The Genesis and DCG problems, which are still unresolved, have a significant impact on the bitcoin market. There are many possible outcomes and many questions that need to be answered.
The biggest question is how the Grayscale Bitcoin Trust will be affected and what impact this will have on the bitcoin price. GBTC is the preferred vehicle for many who want to have regulated bitcoin exposure. It has also been a fertile ground for speculative arbitration strategies throughout the previous swings that saw net asset values (NAV) drop from a premium and rise to a discount. An approved bitcoin spot ETF in the United States would have likely solved these issues, but we’re still far from that happening.
It’s easiest to start with the GBTC shares on DCG’s balance sheet which are estimated to be around 9.67% The entire supply.
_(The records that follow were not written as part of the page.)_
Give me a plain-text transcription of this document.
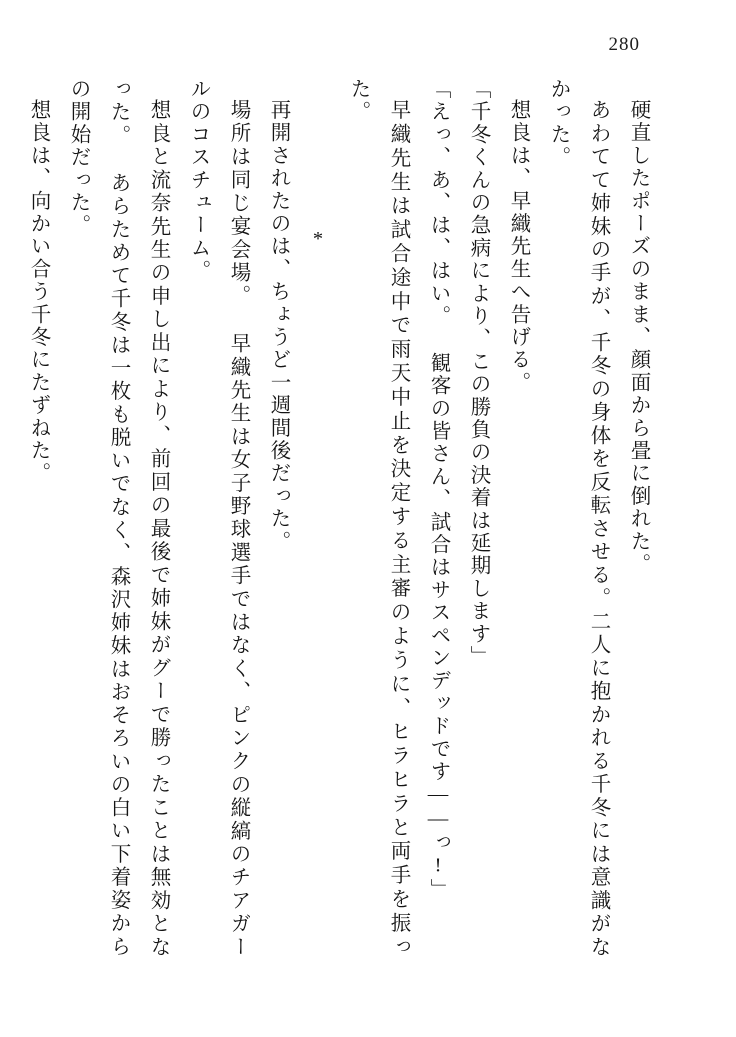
280

硬直したポーズのまま、顔面から畳に倒れた。

あわてて姉妹の手が、千冬の身体を反転させる。二人に抱かれる千冬には意識がなかった。

想良は、早織先生へ告げる。

「千冬くんの急病により、この勝負の決着は延期します」

「えっ、あ、は、はい。 観客の皆さん、試合はサスペンデッドです——っ!」

早織先生は試合途中で雨天中止を決定する主審のように、ヒラヒラと両手を振った。

*

再開されたのは、ちょうど一週間後だった。

場所は同じ宴会場。 早織先生は女子野球選手ではなく、ピンクの縦縞のチアガールのコスチューム。

想良と流奈先生の申し出により、前回の最後で姉妹がグーで勝ったことは無効となった。 あらためて千冬は一枚も脱いでなく、森沢姉妹はおそろいの白い下着姿からの開始だった。

想良は、向かい合う千冬にたずねた。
These shares can be sold if DCG is in need of cash or goes through Chapter 11 bankruptcy. Selling shares in an already illiquid market places more pressure on historically low GBTC discounts. DCG holds approximately 67% million shares in a market that trades less frequently than 4 million shares per day. DCG is allowed to trade in the market if it is required by law. sell no more than 1% of shares outstanding every quarter. They would need to sell their entire stake in 2.5 years.
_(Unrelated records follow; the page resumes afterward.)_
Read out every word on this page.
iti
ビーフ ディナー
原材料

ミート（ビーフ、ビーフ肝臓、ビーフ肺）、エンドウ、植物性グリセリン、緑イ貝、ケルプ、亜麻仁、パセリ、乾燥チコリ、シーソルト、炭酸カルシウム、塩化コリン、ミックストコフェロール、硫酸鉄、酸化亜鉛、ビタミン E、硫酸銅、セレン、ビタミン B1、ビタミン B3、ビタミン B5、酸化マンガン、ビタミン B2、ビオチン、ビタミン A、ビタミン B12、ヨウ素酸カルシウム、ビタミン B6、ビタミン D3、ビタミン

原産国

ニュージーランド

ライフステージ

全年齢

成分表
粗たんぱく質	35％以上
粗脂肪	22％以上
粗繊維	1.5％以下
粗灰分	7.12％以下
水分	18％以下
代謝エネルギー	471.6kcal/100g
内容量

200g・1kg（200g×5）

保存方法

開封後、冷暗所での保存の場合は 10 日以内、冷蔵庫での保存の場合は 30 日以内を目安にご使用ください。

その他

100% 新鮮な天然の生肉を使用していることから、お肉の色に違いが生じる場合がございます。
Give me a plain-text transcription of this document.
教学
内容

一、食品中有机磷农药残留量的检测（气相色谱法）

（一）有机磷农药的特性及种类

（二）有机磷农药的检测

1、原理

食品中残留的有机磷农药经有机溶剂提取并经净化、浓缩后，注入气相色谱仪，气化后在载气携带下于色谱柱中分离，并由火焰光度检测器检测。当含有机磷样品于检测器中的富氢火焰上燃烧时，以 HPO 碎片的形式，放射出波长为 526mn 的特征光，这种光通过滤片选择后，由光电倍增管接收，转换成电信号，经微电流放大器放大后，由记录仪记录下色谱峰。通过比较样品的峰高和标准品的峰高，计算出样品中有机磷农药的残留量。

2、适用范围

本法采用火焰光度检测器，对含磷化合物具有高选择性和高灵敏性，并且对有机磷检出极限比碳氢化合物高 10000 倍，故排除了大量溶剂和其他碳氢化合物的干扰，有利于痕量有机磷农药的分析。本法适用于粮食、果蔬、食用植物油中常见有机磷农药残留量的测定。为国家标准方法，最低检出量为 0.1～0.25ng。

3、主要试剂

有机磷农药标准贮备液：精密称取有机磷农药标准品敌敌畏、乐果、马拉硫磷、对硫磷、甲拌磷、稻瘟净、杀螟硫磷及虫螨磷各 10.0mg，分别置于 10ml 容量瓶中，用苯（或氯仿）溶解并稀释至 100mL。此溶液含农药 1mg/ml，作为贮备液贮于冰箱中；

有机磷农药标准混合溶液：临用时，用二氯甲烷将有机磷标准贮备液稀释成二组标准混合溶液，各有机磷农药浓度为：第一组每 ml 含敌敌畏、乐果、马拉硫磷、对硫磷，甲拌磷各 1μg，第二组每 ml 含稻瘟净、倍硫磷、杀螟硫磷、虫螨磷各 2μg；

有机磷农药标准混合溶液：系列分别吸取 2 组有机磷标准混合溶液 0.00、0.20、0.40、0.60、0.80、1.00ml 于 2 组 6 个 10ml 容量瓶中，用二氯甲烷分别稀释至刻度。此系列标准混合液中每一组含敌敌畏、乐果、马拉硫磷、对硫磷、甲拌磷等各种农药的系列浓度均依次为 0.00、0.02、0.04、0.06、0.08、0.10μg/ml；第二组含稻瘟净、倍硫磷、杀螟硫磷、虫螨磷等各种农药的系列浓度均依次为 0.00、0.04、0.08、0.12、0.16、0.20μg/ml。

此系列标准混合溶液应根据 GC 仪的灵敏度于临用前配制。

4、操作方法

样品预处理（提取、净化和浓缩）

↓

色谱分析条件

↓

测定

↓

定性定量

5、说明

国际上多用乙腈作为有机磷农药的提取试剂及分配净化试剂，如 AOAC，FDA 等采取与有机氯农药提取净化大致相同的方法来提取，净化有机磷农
Another path — the most likely one — is that the GBTC, along with Grayscale’s other trusts, find their way into the hands of a new sponsor and manager. Valkyrie has already proposed Do exactly this:
- Give an option for investors to redeem shares at NAV through a Regulation M filing request (although it’s not clear a Regulation M request would get approved by the SEC).
- Lower fees starting at 200 basis points and ending at 75.
- Investors may be offered redemptions in cash or spot bitcoin.
Investors have the option to choose a new manager, which allows them to exit investments at NAV.
The GBTC product is still a cash cow for Grayscale and DCG, raking in 2% management fees — in perpetuity. Grayscale has collected over $300 million in management fees this year for all major trust products. The best case scenario is to liquidate the entire trust. However, there will be many willing buyers who will take over management of the vehicle if there is no U.S. spot cryptocurrency ETF available.
But liquidation is still possible. Insolvency or bankruptcy under Grayscale is possible voluntarily liquidation could be pursued Unless 50% of shares vote to transfer, it is not possible to do so. There is upside to DCG liquidating the trust as there’s money to be made from their shares closing to NAV, but that likely results in selling bitcoin on the open market. No one wants to see 632,000 bitcoin — approximately 3.3% of current supply — become selling pressure in the market. One could assume that OTC deals with interested investors would absorb a lot of the selling in the unlikely event of a total liquidation of the trust. This is only a hypothetical scenario.
New information is emerging that could change the superstructure of Grayscale’s relationship with shareholders of Grayscale products. In the coming weeks, we will continue to report on developments.